A research paper on Indigenous rice varieties of India.

     For example, in the case of rice, Brown rice is covered with bran layer, that densely wraps around each grain. Brown or cargo rice is high in fiber, protein and vitamins. Polishing brown rice removes the bran layer which is rich in vitamins  and nutrients, resulting in white rice.


                        Brown and White Rice



    Parboiled rice is an intelligent, ancient technique  to preserve the nutrients by soaking, cooking, drying paddy along with its husk before milling. Due to this process, the nutrients leach from the bran into the  endosperm layer. When the rice is polished, the nutrients are not completely lost. Parboiled rice is a processed rice which is more healthy than white rice but cannot compete with the nutritional value of brown rice.

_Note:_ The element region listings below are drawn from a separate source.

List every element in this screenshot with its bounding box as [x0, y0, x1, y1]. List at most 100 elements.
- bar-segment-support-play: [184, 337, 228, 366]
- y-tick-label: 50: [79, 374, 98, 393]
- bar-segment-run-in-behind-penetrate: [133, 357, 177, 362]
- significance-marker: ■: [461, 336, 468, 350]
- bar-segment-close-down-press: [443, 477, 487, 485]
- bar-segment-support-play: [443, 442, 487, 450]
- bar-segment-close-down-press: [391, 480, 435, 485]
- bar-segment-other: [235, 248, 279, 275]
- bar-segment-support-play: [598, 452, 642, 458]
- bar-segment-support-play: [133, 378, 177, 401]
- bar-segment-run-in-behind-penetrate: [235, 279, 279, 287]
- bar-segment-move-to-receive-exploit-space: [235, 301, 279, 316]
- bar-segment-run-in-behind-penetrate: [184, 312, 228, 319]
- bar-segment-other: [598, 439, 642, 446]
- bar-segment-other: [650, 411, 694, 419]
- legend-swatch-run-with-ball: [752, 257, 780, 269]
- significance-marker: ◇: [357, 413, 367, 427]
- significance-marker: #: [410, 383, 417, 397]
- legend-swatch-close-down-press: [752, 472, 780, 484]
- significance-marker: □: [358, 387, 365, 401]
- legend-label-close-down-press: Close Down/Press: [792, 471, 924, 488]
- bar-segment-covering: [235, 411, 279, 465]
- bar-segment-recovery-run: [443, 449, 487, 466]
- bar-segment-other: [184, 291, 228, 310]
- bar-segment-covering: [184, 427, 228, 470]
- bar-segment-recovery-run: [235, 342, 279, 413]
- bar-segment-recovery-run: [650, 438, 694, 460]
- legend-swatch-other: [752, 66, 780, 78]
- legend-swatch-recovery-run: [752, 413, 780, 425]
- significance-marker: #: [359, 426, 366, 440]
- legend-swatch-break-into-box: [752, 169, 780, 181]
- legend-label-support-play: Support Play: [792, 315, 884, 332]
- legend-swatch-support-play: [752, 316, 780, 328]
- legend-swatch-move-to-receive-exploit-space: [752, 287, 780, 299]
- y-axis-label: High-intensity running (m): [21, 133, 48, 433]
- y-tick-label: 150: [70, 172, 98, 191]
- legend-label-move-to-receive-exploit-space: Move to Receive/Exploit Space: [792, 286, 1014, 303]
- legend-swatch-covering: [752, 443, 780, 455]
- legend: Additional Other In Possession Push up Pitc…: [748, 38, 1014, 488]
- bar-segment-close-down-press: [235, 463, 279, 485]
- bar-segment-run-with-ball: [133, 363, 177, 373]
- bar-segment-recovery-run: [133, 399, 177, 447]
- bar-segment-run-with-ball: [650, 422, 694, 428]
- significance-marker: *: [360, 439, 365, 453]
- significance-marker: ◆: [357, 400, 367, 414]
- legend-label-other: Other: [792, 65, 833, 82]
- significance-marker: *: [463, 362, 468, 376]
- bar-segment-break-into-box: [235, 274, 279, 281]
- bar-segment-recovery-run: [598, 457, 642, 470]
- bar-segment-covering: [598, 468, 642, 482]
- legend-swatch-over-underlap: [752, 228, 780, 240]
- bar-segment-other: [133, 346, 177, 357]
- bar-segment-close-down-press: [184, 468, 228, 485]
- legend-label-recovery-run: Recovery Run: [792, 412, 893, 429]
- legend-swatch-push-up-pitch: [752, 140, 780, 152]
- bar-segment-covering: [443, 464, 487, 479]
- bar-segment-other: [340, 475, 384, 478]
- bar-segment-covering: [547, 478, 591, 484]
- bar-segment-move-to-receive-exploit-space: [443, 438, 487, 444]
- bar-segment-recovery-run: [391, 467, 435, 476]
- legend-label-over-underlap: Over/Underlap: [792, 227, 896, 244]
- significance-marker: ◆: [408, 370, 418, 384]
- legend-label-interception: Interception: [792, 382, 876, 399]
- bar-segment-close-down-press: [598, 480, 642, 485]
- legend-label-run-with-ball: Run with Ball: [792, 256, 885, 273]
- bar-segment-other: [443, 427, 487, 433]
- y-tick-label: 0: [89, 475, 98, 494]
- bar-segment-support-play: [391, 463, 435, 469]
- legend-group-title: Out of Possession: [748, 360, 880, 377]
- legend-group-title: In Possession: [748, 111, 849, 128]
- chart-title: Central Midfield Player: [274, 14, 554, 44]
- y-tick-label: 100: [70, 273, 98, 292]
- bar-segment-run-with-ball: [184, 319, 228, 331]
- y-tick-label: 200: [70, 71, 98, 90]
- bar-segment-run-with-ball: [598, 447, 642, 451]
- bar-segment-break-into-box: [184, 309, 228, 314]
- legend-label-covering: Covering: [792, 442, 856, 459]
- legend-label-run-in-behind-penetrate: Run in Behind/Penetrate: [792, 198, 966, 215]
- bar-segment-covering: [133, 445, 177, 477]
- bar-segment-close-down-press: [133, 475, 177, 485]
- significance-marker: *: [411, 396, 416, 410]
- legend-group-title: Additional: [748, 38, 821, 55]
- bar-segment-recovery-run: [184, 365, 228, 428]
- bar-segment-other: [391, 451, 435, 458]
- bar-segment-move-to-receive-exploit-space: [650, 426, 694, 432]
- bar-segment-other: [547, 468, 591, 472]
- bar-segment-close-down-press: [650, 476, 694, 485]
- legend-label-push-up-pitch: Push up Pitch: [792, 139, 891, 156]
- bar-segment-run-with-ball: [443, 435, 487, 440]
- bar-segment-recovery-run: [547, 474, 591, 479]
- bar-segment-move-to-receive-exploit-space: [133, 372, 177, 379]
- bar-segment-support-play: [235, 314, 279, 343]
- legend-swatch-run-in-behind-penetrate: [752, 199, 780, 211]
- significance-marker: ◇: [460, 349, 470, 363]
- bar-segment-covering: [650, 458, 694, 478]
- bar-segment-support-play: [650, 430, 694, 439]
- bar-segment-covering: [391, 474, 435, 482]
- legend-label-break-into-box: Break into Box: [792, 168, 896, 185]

      Brown rice , though nutritionally good, is hard for many to digest. There are three ways to make it soft and very tasty.

      1. Soaking brown rice overnight in water. Soaking causes the phytates to break down so that vitamins and minerals and other nutrients are freely available  to be   absorbed.

      2. Add more water while cooking. Usually for white rice, water is added in the ratio of   1: 1.5 or 2 (One to one and a half or two). For brown rice the ratio should be 1:2.5 or 3 (One to two and a half or three). This makes the rice  really soft.

      3. Cooking in a pressure cooker. If that is not an option, then cooking time should be 10-15 minutes more than white rice.